I am reading a CG paper that came on 2019 and I am stuck at one section.
After thinking about my issue I am starting to believe the author made a typo, but the likelihood of me being wrong is much higher than the author making a mistake.
The paper is this: https://dl.acm.org/doi/10.1145/3306346.3323026
My specific problem is in section 4. Specifically equation 5.
That equation is the formula to calculate the new mean of a product of powers of Gaussian functions. i.e it gives the mean of $f(x|\Theta_{ij})$ in the following equation:
$$f(x | \Theta_{ij}) = f(x | \Theta_i) f(x | \Theta_j)$$
That much is easy to understand and I have seen this proof a couple of times.
The moment where I get lost is right under where the authors claim:
The set [...] describes a curve_{ij} connecting the Gaussian's means, as > the weights are invariant to any scaling and can thus be expressed using > a single parameter $t = \frac{\alpha_i}{\alpha_i + \alpha_j}$
I have played around with that $t = \frac{\alpha_i}{\alpha_i+\alpha_j}$ formula over and over again and I am unable to plug it into equation 5, no matter what I do.

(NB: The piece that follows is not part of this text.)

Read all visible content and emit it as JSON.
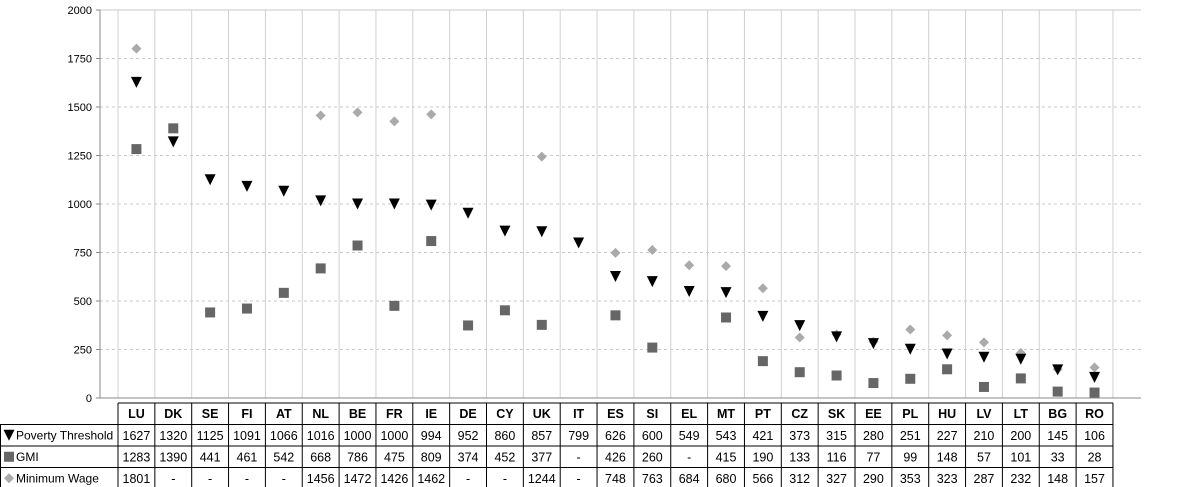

However if I modify it slightly such that:
$$t = \frac{\alpha_i\Sigma^{-1}_i}{\alpha_i\Sigma^{-1}_i + \alpha_j\Sigma^{-1}_j}$$ Then everything falls into place.
I can write:
$$\mu_{ij} = \frac{\alpha_i\Sigma^{-1}_i\mu_i + \alpha_j\Sigma^{-1}_j\mu_j}{\alpha_i\Sigma^{-1}_i + \alpha_j\Sigma^{-1}_j}$$ $$ = \frac{\alpha_i\Sigma^{-1}_i\mu_i}{\alpha_i\Sigma^{-1}_i + \alpha_j\Sigma^{-1}_j} + \frac{\alpha_j\Sigma^{-1}_j\mu_j}{\alpha_i\Sigma^{-1}_i + \alpha_j\Sigma^{-1}_j}$$ $$= t\mu_i + (1-t)\mu_j$$
Which makes sense in the context of the paper. Is there a typo in the paper? Am I ignoring something critical? Is there a simplification that allows you to remove the sigmas in the formula I provided? I am very confused.
If $s=\alpha_i+\alpha_j$ then: $$ \alpha_i=st,\quad \alpha_j=s(1-t). $$ But a factor of $s^{-1}$ can be factored out from the first term in $(5)$, and a factor of $s$ can be factored out from the second term. Hence $s$ gets simplified away, leaving: $$ \mu_{ij}=\left(t\Sigma_i^{-1}+(1-t)\Sigma_j^{-1}\right)^{-1} \left(t\Sigma_i^{-1}\mu_i+(1-t)\Sigma_j^{-1}\mu_j\right). $$